Одна из самых печальных историй – это история «убиения» золотых бабочек, которых почти сто лет назад вместе со многими другими золотыми предметами нашел занимавший высокое положение в Республике Перу полковник Ла Роса. Клад содержал, помимо всего прочего, золотую фигурку мальчика, отдыхающего в золотом гамаке, маленькие золотые скульптуры индейских дровосеков, изображенных во время рубки золотых стволов мескитового дерева, и уже упоминавшихся золотых бабочек. Не одну и не десяток, а более пяти тысяч отличающихся друг от друга бабочек.
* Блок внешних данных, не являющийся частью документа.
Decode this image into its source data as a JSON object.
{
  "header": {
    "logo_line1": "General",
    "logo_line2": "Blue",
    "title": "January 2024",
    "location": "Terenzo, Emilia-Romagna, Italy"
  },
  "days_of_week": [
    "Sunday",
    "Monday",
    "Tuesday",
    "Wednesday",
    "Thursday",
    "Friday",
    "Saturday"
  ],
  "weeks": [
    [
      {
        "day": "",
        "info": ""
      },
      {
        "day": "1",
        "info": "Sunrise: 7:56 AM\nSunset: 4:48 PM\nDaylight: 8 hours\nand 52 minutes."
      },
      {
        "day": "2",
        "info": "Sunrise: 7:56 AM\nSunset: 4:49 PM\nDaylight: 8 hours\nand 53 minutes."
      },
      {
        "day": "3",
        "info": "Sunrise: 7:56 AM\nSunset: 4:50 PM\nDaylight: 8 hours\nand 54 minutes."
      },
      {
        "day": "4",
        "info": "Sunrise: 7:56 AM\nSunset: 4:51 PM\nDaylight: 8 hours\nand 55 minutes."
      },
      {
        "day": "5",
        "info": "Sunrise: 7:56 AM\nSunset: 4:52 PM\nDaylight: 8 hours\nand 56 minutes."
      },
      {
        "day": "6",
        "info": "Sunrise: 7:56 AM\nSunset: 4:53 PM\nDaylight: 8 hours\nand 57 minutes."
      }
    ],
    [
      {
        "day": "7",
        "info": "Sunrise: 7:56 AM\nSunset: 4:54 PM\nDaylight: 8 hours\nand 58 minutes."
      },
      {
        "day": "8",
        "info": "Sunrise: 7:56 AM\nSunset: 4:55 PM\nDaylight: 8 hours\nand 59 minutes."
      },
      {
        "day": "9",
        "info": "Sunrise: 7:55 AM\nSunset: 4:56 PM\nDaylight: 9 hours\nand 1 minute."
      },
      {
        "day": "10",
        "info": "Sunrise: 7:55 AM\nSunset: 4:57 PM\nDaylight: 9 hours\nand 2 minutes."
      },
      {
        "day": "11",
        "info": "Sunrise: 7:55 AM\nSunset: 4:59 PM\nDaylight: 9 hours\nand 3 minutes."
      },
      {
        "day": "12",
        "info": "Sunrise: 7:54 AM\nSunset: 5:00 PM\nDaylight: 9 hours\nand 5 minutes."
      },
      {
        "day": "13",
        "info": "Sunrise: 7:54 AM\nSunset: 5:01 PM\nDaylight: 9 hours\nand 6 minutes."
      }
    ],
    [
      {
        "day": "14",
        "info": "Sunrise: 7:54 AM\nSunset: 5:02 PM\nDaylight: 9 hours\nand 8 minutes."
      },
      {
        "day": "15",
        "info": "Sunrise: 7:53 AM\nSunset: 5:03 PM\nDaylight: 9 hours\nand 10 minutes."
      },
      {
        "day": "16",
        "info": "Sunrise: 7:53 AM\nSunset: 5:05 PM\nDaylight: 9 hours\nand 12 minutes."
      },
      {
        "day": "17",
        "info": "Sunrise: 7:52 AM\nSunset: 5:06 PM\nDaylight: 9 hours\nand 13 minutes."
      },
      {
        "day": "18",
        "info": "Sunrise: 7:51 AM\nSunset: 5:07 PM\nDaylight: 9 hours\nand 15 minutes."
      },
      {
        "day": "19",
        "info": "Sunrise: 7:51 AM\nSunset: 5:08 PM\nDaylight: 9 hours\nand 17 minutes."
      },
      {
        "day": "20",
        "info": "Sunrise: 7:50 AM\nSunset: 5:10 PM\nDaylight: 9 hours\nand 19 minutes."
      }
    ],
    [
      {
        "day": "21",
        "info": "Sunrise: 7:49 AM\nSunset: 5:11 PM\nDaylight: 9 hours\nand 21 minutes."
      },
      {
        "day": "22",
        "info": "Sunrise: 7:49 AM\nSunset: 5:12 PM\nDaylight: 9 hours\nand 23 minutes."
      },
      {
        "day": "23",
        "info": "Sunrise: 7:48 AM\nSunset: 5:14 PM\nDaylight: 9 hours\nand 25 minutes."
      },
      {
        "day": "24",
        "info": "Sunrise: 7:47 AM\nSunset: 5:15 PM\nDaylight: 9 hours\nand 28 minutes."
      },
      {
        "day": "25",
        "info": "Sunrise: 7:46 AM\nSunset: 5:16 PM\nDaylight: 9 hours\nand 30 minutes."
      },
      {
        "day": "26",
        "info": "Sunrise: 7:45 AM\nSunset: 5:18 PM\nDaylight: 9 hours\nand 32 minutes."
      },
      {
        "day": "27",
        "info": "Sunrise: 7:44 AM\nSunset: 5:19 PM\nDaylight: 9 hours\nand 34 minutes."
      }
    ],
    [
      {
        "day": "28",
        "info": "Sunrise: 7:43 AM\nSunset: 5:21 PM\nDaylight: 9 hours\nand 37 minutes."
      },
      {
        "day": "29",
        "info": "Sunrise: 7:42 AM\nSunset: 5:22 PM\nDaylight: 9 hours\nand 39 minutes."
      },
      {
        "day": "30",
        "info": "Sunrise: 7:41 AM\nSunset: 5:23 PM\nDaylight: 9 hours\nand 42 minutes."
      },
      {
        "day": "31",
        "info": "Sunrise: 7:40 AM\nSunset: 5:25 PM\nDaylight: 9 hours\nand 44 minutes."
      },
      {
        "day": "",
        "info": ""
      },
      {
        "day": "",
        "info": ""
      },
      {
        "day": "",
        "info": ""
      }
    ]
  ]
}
И хотя эти изящные индейские игрушки были сделаны из металла, они могли парить в воздухе, стоило только посильнее на них дунуть. Работа была настолько филигранной, что каждая бабочка весила значительно менее одного грамма и потому могла легко парить в воздухе. Всю эту пятитысячную эскадрилью полковник Ла Роса уничтожил, не пощадив ни одной из прекрасных бабочек. Как же мог он пожертвовать хоть одним граммом золота из награбленной добычи?! Человечество лишилось этого древнеперуанского чуда. Остается лишь пропеть по уничтоженным золотым бабочкам, как и многим другим произведениям древнейших индейских культур, печальный реквием…
В XX веке подобная история повторилась в бассейне реки Лече, близ деревни Батан-Гранде, где некогда жили основатели культур Мочика и Чиму. На одном из крестьянских участков располагалось пять больших уак. Хозяин участка кроме пяти уак имел еще шесть сыновей. Пока отец был жив, он не разрешал детям прикасаться к пирамидам, расположенным посреди кукурузных полей. Но как только родитель умер, сыновья забыли про кукурузу и, переняв опыт тех, кто грабил индейские святилища, кинулись на самую необычную часть отцовского наследства– на пять теперь уже принадлежавших им пирамид. Через некоторое время в частные коллекции подозрительными путями стали поступать золотые предметы из Батан-Гранде. Многие из них были расплавлены, дабы не привлечь нежелательного внимания и не привести в Батан-Гранде тех, кто хотел бы отправить индейское золото в национальные музеи.
Во главе гангстерской шайки, состоявшей из шести братьев, которые– редкий случай в истории криминалистики! – занимались разграблением собственного имущества, стоял человек с весьма дурной репутацией и нечистой совестью. Он выдавал себя за врача, лечил в Батан-Гранде крестьян и требовал за свои услуги золото, которое здешние обитатели находили в разных уаках. Однако в деревне у него был конкурент, настоящий врач, китаец по происхождению. В конце концов лжелекарь, чтобы не потерять плативших ему золотом пациентов, просто-напросто убил своего коллегу. За это подлое преступление местные жители прозвали его «матачино», или «убивший китайца». Преступник-матачино получил медицинскую монополию в Батан-Гранде. Разумеется, к числу его любимых пациентов, естественно, принадлежали и шестеро братьев; он «находил» у них различные болезни, чтобы выкачать из пирамид побольше золота и затем тайными путями продать за границу.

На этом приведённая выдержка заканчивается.